@plurnk/plurnk-mimetypes
v0.3.1
Published
Framework + detection service for the @plurnk/plurnk-mimetypes-* handler family.
Maintainers
Readme
@plurnk/plurnk-mimetypes
Framework + detection service for the @plurnk/plurnk-mimetypes-* handler family. Sits between plurnk-service (the engine) and individual per-mimetype handler repos (the implementations).
plurnk-service hands a path or content blob to Mimetypes.process(...) and gets back { mimetype, symbols, preview, ok }. The service stays mimetype-illiterate; this helper owns detection, discovery, handler instantiation, outline formatting, token-budgeted preview truncation, the duck contract spec, and the build utilities handler repos consume.
install
npm install @plurnk/plurnk-mimetypesRequires Node ≥ 25 (native TypeScript support, ESM only).
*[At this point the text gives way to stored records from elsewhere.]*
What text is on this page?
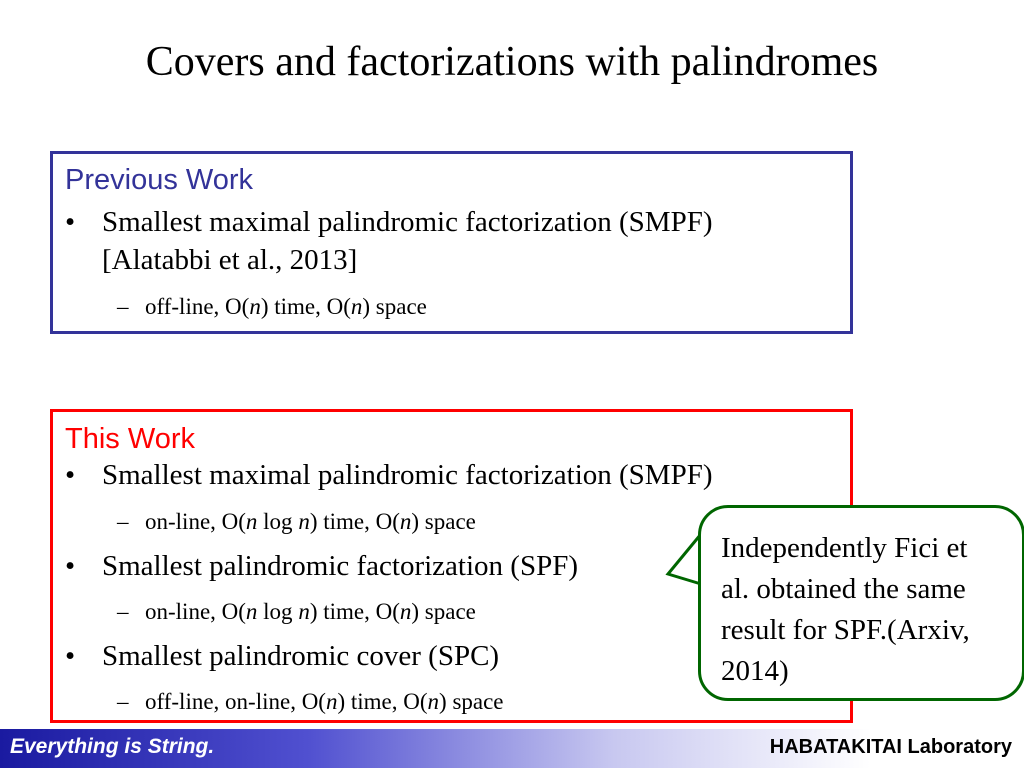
Covers and factorizations with palindromes
Previous Work
• Smallest maximal palindromic factorization (SMPF)
[Alatabbi et al., 2013]
– off-line, O(n) time, O(n) space
This Work
• Smallest maximal palindromic factorization (SMPF)
– on-line, O(n log n) time, O(n) space
• Smallest palindromic factorization (SPF)
– on-line, O(n log n) time, O(n) space
• Smallest palindromic cover (SPC)
– off-line, on-line, O(n) time, O(n) space
Independently Fici et al. obtained the same result for SPF.(Arxiv, 2014)
Everything is String.	HABATAKITAI Laboratory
use — orchestrator (plurnk-service side)
import { Mimetypes } from "@plurnk/plurnk-mimetypes";
const mimetypes = new Mimetypes({
tokenize: (text) => myProviderTokenizer(text), // sync or async
defaultMimetype: "text/markdown", // fall back when nothing matches
});
const result = await mimetypes.process(
{ path: "src/main.py" },
{ budget: 256 },
);
// result.mimetype === "text/x-python"
// result.symbols === structural outline (string)
// result.preview === bounded outline within budget tokens
// result.ok === trueWithout a budget the preview is unbounded — equivalent to symbols. plurnk-service supplies the real budget (sourced from PLURNK_ENTRY_SIZE_DEFAULT_TOKENS).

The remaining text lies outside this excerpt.